Sat Aug 11 17:29:12 GMT 2007

* Tobias Kremer <list at funkreich.de> [2007-08-10 12:41]:
> Zitat von Tatsuhiko Miyagawa <miyagawa at gmail.com>:
> >Concatinating utf-8 flagged variables with utf-8 encoded byte
> >string causes automatic SV upgrade, which causes double utf-8
> >encoded string.
> 
> Hmmm. So my templates are utf8 _ENCODED_ and the strings coming
> in from other perl modules are just utf8 _FLAGGED_. When TT
> concats them together during process() the result is wrecked
> because of the automatic upgrade. Correct?

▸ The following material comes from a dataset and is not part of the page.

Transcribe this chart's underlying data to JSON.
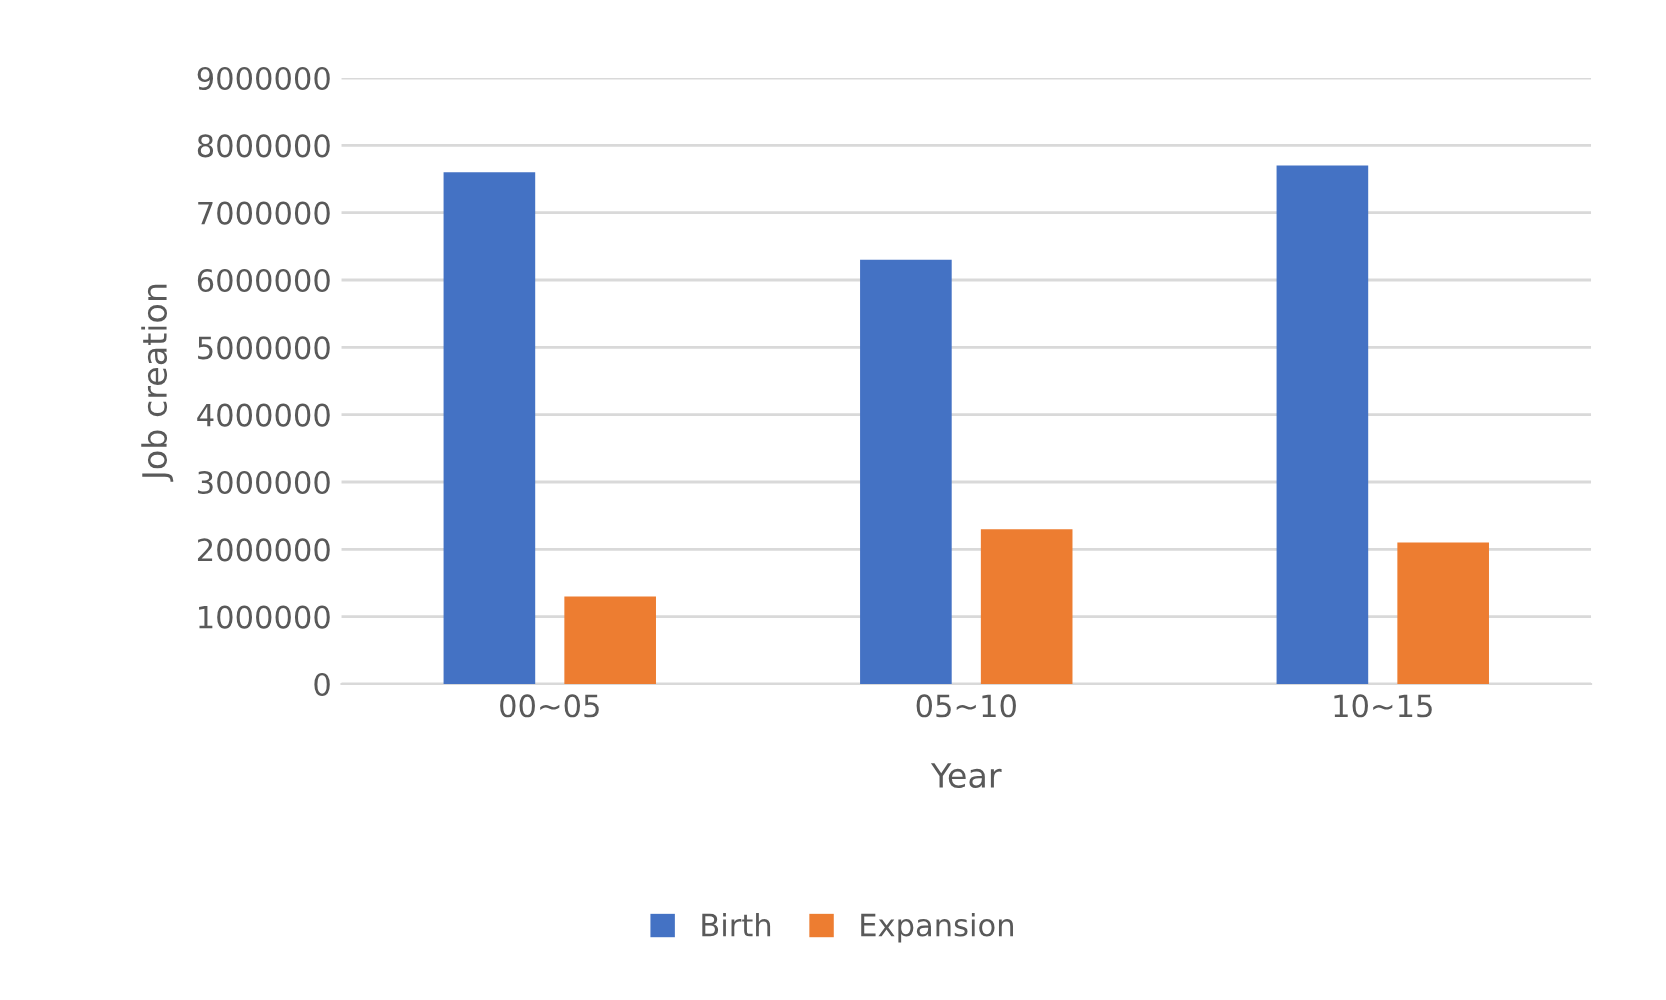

Forget the fact that they are UTF-8 flagged. Think of it this
way: Perl has two kinds of strings, byte strings and character
strings.

Byte strings consist of, well, bytes; they might be text, or
maybe they’re not. If they are, they are _encoded_; to understand
the text you have to _decode_ the byte sequence to characters.
This notion may seem weird if you haven’t dealt with Unicode in
depth, because most character sets use 255 characters, which they
just represent using a single byte. But if you have more than 255
characters (and Unicode has a lot more), then suddenly you have
to pick some way to represent the character codes. A sequence of
bytes alone is meaningless as text until you know what encoding
it’s in.

Character strings, OTOH, consist of Unicode characters; pure,
ideal, atomic characters that have no particular representation.
Of course the interpreter has to store these ideal characters
somehow, so it uses UTF-8 internally; but that could equally well
be UTF-16 or UCS-4 or for that matter ASCII plus XML entities.

For deeper exposition of the concepts (what is an ideal character
and how does it relate to encodings), read Joel Spolsky’s classic
article:

    The Absolute Minimum Every Software Developer Absolutely,
    Positively Must Know About Unicode and Character Sets (No
    Excuses!)
    http://www.joelonsoftware.com/articles/Unicode.html

Anyway, the problem you are seeing is that as long as you stay in
one realm, things will work.

F.ex., if you mix byte strings, and the bytes represent text
encoded with the same encoding in both strings, you can mix them
just fine. Note though that with multibyte or variable-width
encodings (eg. UCS-2 and UTF-8 respectively), you will have to be
careful to take the encoding into account in every string
mutation. F.ex. if you truncate post titles for display in a
sidebar, you will have to manually take care not to cut off the
string off in the middle of a three-byte character.

Likewise, the strings are both character strings, then you can
mix them no problem. And because they consist of pure ideal
characters, any operations on them treat characters as atomic.
You do not need to care whether a character is one, two, three or
however many bytes in the internal representation used by Perl;
you can just truncate strings or run substitutions on them etc
without worrying.

But if you mix byte strings and character strings, there is
trouble. Perl must find out what characters are in the byte
string, so it must decode it. By default it does so by assuming
that byte strings are text encoded in ISO-8859-1. If this is the
wrong encoding, because, say, your data was actually
UTF-8-encoded – well, oops: now you have UTF-8 that was decoded
as ISO-8859-1, which leads to the well-known artifacts.

Note, however, that you can change the default using the
`encoding` pragma. See `perldoc encoding`.

If the program code itself is in UTF-8, you may want to declare
that also: see `perldoc utf8`.

And finally – see `perldoc perlunicode`.

Regards,
-- 
Aristotle Pagaltzis // <http://plasmasturm.org/>